The Monthly Criterion
The Bookseller and the Stationery Trades' Journal
The New Statesman
Nation
Catalogue of Copyright Entries
Author: Library of Congress. Copyright Office
Publisher:
ISBN:
Category : Copyright
Languages : en
Pages : 1230
Book Description
Publisher:
ISBN:
Category : Copyright
Languages : en
Pages : 1230
Book Description
Catalog of Copyright Entries. New Series
Author: Library of Congress. Copyright Office
Publisher: Copyright Office, Library of Congress
ISBN:
Category : American drama
Languages : en
Pages : 2398
Book Description
Part 1, Books, Group 1, v. 24 : Nos. 1-148 (March, 1927 - March, 1928)

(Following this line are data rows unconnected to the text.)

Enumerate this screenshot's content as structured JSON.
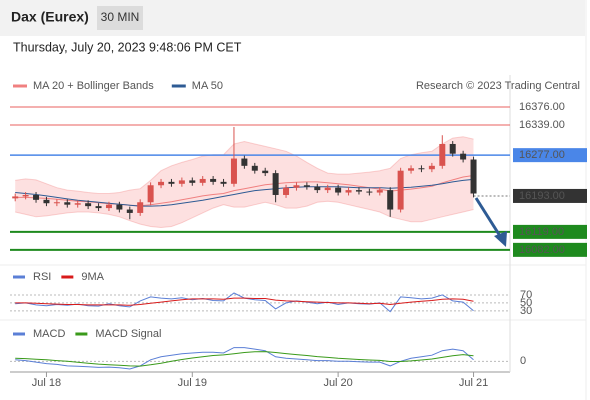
{
  "header": {
    "title": "Dax (Eurex)",
    "timeframe": "30 MIN",
    "timestamp": "Thursday, July 20, 2023 9:48:06 PM CET"
  },
  "chart_data": [
    {
      "type": "candlestick",
      "credit": "Research © 2023 Trading Central",
      "xlim": [
        -0.5,
        47.5
      ],
      "xticks": [
        {
          "value": 3,
          "label": "Jul 18"
        },
        {
          "value": 17,
          "label": "Jul 19"
        },
        {
          "value": 31,
          "label": "Jul 20"
        },
        {
          "value": 44,
          "label": "Jul 21"
        }
      ],
      "ylim": [
        16057,
        16442
      ],
      "up_color": "#d9534f",
      "down_color": "#333333",
      "open": [
        16188,
        16192,
        16195,
        16185,
        16178,
        16180,
        16175,
        16178,
        16172,
        16168,
        16175,
        16165,
        16158,
        16180,
        16215,
        16222,
        16218,
        16225,
        16220,
        16228,
        16222,
        16218,
        16270,
        16255,
        16245,
        16240,
        16195,
        16210,
        16215,
        16212,
        16205,
        16210,
        16200,
        16205,
        16202,
        16200,
        16205,
        16165,
        16245,
        16250,
        16248,
        16255,
        16300,
        16280,
        16268
      ],
      "high": [
        16198,
        16201,
        16201,
        16191,
        16186,
        16186,
        16184,
        16184,
        16178,
        16181,
        16181,
        16171,
        16186,
        16221,
        16228,
        16228,
        16231,
        16231,
        16234,
        16234,
        16228,
        16335,
        16276,
        16261,
        16251,
        16246,
        16216,
        16221,
        16221,
        16218,
        16216,
        16216,
        16211,
        16211,
        16208,
        16211,
        16211,
        16251,
        16256,
        16256,
        16261,
        16318,
        16306,
        16286,
        16274
      ],
      "low": [
        16182,
        16186,
        16179,
        16172,
        16172,
        16169,
        16169,
        16166,
        16162,
        16162,
        16159,
        16145,
        16152,
        16174,
        16209,
        16212,
        16212,
        16214,
        16214,
        16216,
        16212,
        16212,
        16249,
        16239,
        16234,
        16180,
        16189,
        16204,
        16206,
        16199,
        16199,
        16194,
        16194,
        16196,
        16194,
        16194,
        16150,
        16159,
        16239,
        16242,
        16242,
        16249,
        16274,
        16262,
        16190
      ],
      "close": [
        16192,
        16195,
        16185,
        16178,
        16180,
        16175,
        16178,
        16172,
        16168,
        16175,
        16165,
        16158,
        16180,
        16215,
        16222,
        16218,
        16225,
        16220,
        16228,
        16222,
        16218,
        16270,
        16255,
        16245,
        16240,
        16195,
        16210,
        16215,
        16212,
        16205,
        16210,
        16200,
        16205,
        16202,
        16200,
        16205,
        16165,
        16245,
        16250,
        16248,
        16255,
        16300,
        16280,
        16268,
        16198
      ],
      "series": [
        {
          "name": "MA 20 + Bollinger Bands",
          "color": "#f08080",
          "band_color": "#fde0e0",
          "values": [
            16190,
            16190,
            16189,
            16188,
            16186,
            16184,
            16182,
            16181,
            16179,
            16177,
            16176,
            16174,
            16173,
            16175,
            16178,
            16181,
            16185,
            16189,
            16193,
            16196,
            16198,
            16204,
            16208,
            16212,
            16216,
            16218,
            16220,
            16221,
            16222,
            16222,
            16220,
            16218,
            16216,
            16213,
            16210,
            16207,
            16203,
            16205,
            16207,
            16210,
            16213,
            16220,
            16226,
            16232,
            16235
          ],
          "upper": [
            16225,
            16228,
            16226,
            16218,
            16210,
            16205,
            16203,
            16200,
            16198,
            16198,
            16200,
            16205,
            16208,
            16225,
            16245,
            16255,
            16262,
            16268,
            16275,
            16278,
            16278,
            16300,
            16305,
            16300,
            16295,
            16290,
            16285,
            16275,
            16262,
            16250,
            16240,
            16238,
            16238,
            16240,
            16242,
            16245,
            16250,
            16270,
            16278,
            16282,
            16285,
            16300,
            16312,
            16315,
            16310
          ],
          "lower": [
            16160,
            16155,
            16150,
            16152,
            16155,
            16158,
            16160,
            16160,
            16158,
            16155,
            16150,
            16142,
            16135,
            16130,
            16128,
            16130,
            16138,
            16148,
            16158,
            16168,
            16175,
            16170,
            16170,
            16175,
            16180,
            16175,
            16168,
            16168,
            16172,
            16180,
            16182,
            16180,
            16175,
            16170,
            16165,
            16160,
            16150,
            16145,
            16140,
            16140,
            16145,
            16150,
            16155,
            16160,
            16165
          ]
        },
        {
          "name": "MA 50",
          "color": "#2e5b94",
          "values": [
            16200,
            16198,
            16196,
            16193,
            16190,
            16187,
            16184,
            16182,
            16180,
            16178,
            16176,
            16174,
            16172,
            16172,
            16173,
            16175,
            16178,
            16181,
            16184,
            16188,
            16192,
            16196,
            16200,
            16204,
            16206,
            16208,
            16210,
            16211,
            16212,
            16212,
            16212,
            16212,
            16211,
            16210,
            16210,
            16210,
            16209,
            16210,
            16211,
            16213,
            16215,
            16218,
            16222,
            16225,
            16227
          ]
        }
      ],
      "levels": {
        "values": [
          16376,
          16339,
          16277,
          16193,
          16119,
          16082
        ],
        "value_labels": [
          "16376.00",
          "16339.00",
          "16277.00",
          "16193.00",
          "16119.00",
          "16082.00"
        ],
        "colors": [
          "#e8605f",
          "#e8605f",
          "#4a86e8",
          "#333333",
          "#1e8a1e",
          "#1e8a1e"
        ],
        "boxed": [
          false,
          false,
          true,
          true,
          true,
          true
        ],
        "styles": [
          "solid",
          "solid",
          "solid",
          "dotted",
          "solid",
          "solid"
        ],
        "widths": [
          1,
          1,
          1.5,
          1,
          2,
          2
        ]
      }
    },
    {
      "type": "line",
      "ylim": [
        12,
        90
      ],
      "yticks": [
        70,
        50,
        30
      ],
      "series": [
        {
          "name": "RSI",
          "color": "#5b7fd6",
          "values": [
            48,
            50,
            45,
            43,
            46,
            44,
            47,
            43,
            42,
            48,
            43,
            40,
            55,
            65,
            62,
            60,
            63,
            58,
            61,
            56,
            55,
            75,
            62,
            58,
            56,
            35,
            50,
            55,
            52,
            48,
            52,
            46,
            50,
            48,
            47,
            50,
            28,
            65,
            63,
            60,
            62,
            70,
            55,
            52,
            30
          ]
        },
        {
          "name": "9MA",
          "color": "#d81b1b",
          "values": [
            50,
            50,
            49,
            48,
            47,
            46,
            46,
            45,
            45,
            45,
            45,
            44,
            46,
            49,
            52,
            55,
            58,
            60,
            60,
            60,
            59,
            62,
            62,
            61,
            61,
            57,
            55,
            54,
            53,
            52,
            51,
            50,
            50,
            49,
            48,
            49,
            46,
            49,
            52,
            54,
            56,
            59,
            60,
            59,
            54
          ]
        }
      ]
    },
    {
      "type": "line",
      "ylim": [
        -7,
        14
      ],
      "yticks": [
        0
      ],
      "series": [
        {
          "name": "MACD",
          "color": "#5b7fd6",
          "values": [
            1,
            0.5,
            -0.5,
            -1.5,
            -2,
            -3,
            -3.2,
            -3.5,
            -4,
            -3.8,
            -4.2,
            -5,
            -3,
            1,
            3,
            4,
            5,
            5.5,
            6,
            6,
            5.5,
            9,
            9,
            8,
            7,
            3,
            2,
            1.5,
            1,
            0.5,
            0.5,
            0,
            0,
            -0.3,
            -0.5,
            -0.5,
            -3,
            0,
            2,
            3,
            4,
            7,
            8,
            7,
            1
          ]
        },
        {
          "name": "MACD Signal",
          "color": "#3a9a1a",
          "values": [
            2,
            1.8,
            1.4,
            1,
            0.5,
            0,
            -0.6,
            -1.2,
            -1.8,
            -2.2,
            -2.6,
            -3,
            -3.1,
            -2.3,
            -1.2,
            0,
            1.2,
            2.2,
            3,
            3.8,
            4.2,
            5,
            5.8,
            6.3,
            6.4,
            5.8,
            5.1,
            4.4,
            3.8,
            3.1,
            2.6,
            2,
            1.6,
            1.2,
            0.9,
            0.6,
            -0.1,
            -0.1,
            0.3,
            0.9,
            1.5,
            2.6,
            3.7,
            4.4,
            3.7
          ]
        }
      ]
    }
  ]
}
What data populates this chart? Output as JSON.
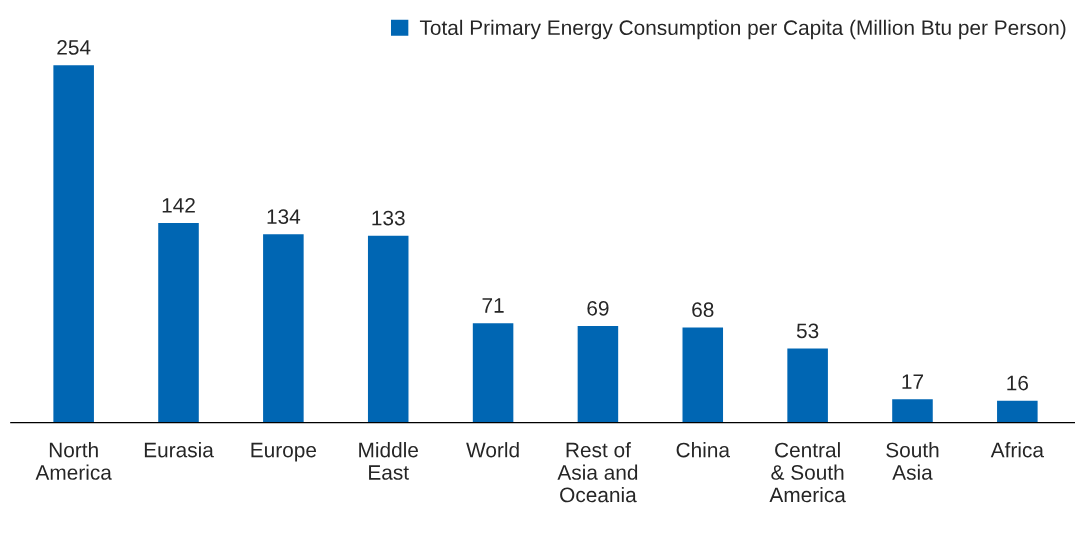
{
  "chart_data": {
    "type": "bar",
    "categories": [
      "North\nAmerica",
      "Eurasia",
      "Europe",
      "Middle\nEast",
      "World",
      "Rest of\nAsia and\nOceania",
      "China",
      "Central\n& South\nAmerica",
      "South\nAsia",
      "Africa"
    ],
    "series": [
      {
        "name": "Total Primary Energy Consumption per Capita (Million Btu per Person)",
        "color": "#0066b3",
        "values": [
          254,
          142,
          134,
          133,
          71,
          69,
          68,
          53,
          17,
          16
        ]
      }
    ],
    "data_labels": true,
    "legend": "top right",
    "grid": false
  }
}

Publisher: Copyright Office, Library of Congress
ISBN:
Category : American drama
Languages : en
Pages : 2398
Book Description
Part 1, Books, Group 1, v. 24 : Nos. 1-148 (March, 1927 - March, 1928)
That Dangerous Figure
Author: Joseph E. Riehl
Publisher: Camden House
ISBN: 9781571130402
Category : Literary Criticism
Languages : en
Pages : 234
Book Description
The English poet Charles Lamb (1775-1834) stimulates reactions that often lie outside the boundaries of literary criticism, reactions that are often motivated by ideological, cultural or political concerns. He poses particularly difficult, even unanswerable, questions that often provoke intemperate anger or great affection in readers. Historically, the first critical misunderstanding of Lamb is to see him as a radical; later he is canonized a domestic saint; in the 1930s he is a reactionary bourgeois. More recently, he is understood as a conscious artist; first, by New Critics as a transcendent optimist, then, in the post-structuralist version, as a tormented soul creating his artifice out of the limitations of human life. This study, a comprehensive history of reactions to Lamb, proposes that perhaps Lamb is a literary 'trickster' who delights in raising just those contradictions of modern life which thosewho attempt a systematic style of criticism would like to ignore.
Publisher: Camden House
ISBN: 9781571130402
Category : Literary Criticism
Languages : en
Pages : 234
Book Description
The English poet Charles Lamb (1775-1834) stimulates reactions that often lie outside the boundaries of literary criticism, reactions that are often motivated by ideological, cultural or political concerns. He poses particularly difficult, even unanswerable, questions that often provoke intemperate anger or great affection in readers. Historically, the first critical misunderstanding of Lamb is to see him as a radical; later he is canonized a domestic saint; in the 1930s he is a reactionary bourgeois. More recently, he is understood as a conscious artist; first, by New Critics as a transcendent optimist, then, in the post-structuralist version, as a tormented soul creating his artifice out of the limitations of human life. This study, a comprehensive history of reactions to Lamb, proposes that perhaps Lamb is a literary 'trickster' who delights in raising just those contradictions of modern life which thosewho attempt a systematic style of criticism would like to ignore.